Making his bow in the third test of England’s series triumph over South Africa batting at three, Westley remained in situ for the next five tests.
But his solid if slightly unspectacular record wasn’t enough to earn a spot on the Ashes tour later in the same year.
Having struggled initially on his return to the domestic scene, green shoots of recovery were visible at the back end of the 2018 season and there were further promising signs last time around.
Now Westley is drawing inspiration from the men currently occupying England’s top two spots and is keen to throw his hat back into the ring through sheer by racking up the runs for Essex.
“England rewarding Rory Burns and Dom Sibley for scoring vast volume of runs in the championship. gives all aspiring cricketers hope,” he said.
“If you do well domestically, keep banging on the door, inevitably they have to pick you or at least speak about picking you – and that is a big part of it.
“Certain players are earmarked and get opportunities because they are perceived to be good enough at international level – that’s inevitable in all walks of life.
“But it’s nice knowing the door isn’t closed if you perform well in county cricket.
“Strong test cricketing nations have a meritocratic system where if you score volumes of runs you get selected – that’s how it should be.
“Whether that’s slightly a delusion of mine or just a way of filling up hope, we will see.

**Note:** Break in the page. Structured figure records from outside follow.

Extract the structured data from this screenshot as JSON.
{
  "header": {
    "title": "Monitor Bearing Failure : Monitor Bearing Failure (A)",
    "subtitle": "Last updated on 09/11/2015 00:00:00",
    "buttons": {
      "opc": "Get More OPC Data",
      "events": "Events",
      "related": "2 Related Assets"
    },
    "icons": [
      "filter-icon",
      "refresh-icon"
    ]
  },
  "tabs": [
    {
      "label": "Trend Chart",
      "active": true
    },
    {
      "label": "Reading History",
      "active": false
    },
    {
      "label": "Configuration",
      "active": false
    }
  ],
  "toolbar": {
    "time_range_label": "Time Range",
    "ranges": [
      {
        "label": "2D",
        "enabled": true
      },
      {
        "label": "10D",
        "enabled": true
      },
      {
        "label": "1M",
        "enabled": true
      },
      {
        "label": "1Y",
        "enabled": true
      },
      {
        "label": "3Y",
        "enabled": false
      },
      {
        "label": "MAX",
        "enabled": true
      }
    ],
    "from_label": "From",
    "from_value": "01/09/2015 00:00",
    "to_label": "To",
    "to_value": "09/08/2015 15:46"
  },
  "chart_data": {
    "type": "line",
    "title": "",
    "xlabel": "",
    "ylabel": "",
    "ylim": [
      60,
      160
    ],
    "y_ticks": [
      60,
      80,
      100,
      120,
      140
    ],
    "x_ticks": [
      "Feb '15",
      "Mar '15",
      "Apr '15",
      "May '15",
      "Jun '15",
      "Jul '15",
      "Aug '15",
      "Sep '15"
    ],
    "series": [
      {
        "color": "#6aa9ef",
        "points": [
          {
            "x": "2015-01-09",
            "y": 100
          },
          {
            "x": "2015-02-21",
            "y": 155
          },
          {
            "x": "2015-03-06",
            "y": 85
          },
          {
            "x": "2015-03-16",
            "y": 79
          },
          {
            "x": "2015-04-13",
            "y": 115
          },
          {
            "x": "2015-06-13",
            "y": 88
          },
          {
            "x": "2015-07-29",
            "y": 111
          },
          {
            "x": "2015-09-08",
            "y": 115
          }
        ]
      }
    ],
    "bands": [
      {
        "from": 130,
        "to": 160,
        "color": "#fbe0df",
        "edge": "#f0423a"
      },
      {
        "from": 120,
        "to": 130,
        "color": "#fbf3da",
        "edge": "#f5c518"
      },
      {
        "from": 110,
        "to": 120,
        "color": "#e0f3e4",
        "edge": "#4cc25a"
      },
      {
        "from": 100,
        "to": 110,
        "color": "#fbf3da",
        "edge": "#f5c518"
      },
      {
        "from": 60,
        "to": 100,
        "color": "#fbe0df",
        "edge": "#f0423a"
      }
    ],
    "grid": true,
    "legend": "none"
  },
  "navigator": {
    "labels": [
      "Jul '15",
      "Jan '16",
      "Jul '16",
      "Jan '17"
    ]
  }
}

The only way back is to score lots of runs for Essex – I’m realistic in that sense.”
Despite his relatively tender years, this summer will be the 15th in a row Westley has appeared in an Essex shirt.
Since his debut as a fresh-faced teenager against the touring Sri Lankan’s back in 2006, the man from Cambridge has racked up more than 300 appearances for the Eagles.
But during the early part of his career, Westley secured a degree, while under the cricketing tutelage of Graeme “Foxy” Fowler at Durham University’s centre of excellence.
His spell in the North East yielded five appearances against professional sides, with a hundred and a half-century both notched up.
However, the traditional county curtain raisers lost their first-class status nearly a decade ago, and the MCC’s funding pot has now run dry.
What happens next remains to be seen, but the prospect of losing the bridge between school and the professional game leaves aspiring young pros with a potential dilemma.
And Westley believes the loss will be particularly galling given the current state of the world.
“I’m a huge champion of the university programme – it served me well.
“I’ve seen a lot of university students who are club cricketers or have been on county academies and have put in some brilliant performances against first class counties. It is used as a shop window to get a trial or even a contract with a county.
“For those who are on summer contracts it takes a lot of the pressure off in terms of their outlook.
Cricket is suddenly not the be all and end all and that allows them to play with more confidence and freedom. Having a degree makes you a little bit more assured.
“In times like these when unfortunately, there are going to be cutbacks, it’s a double whammy.
“We are potentially going to see some job losses and at the same time fewer cricketers are going to Uni and getting a degree when they might need it most.
“I would stress to any young cricketer to do it, but if the system isn’t there it’s a bit of a conundrum.”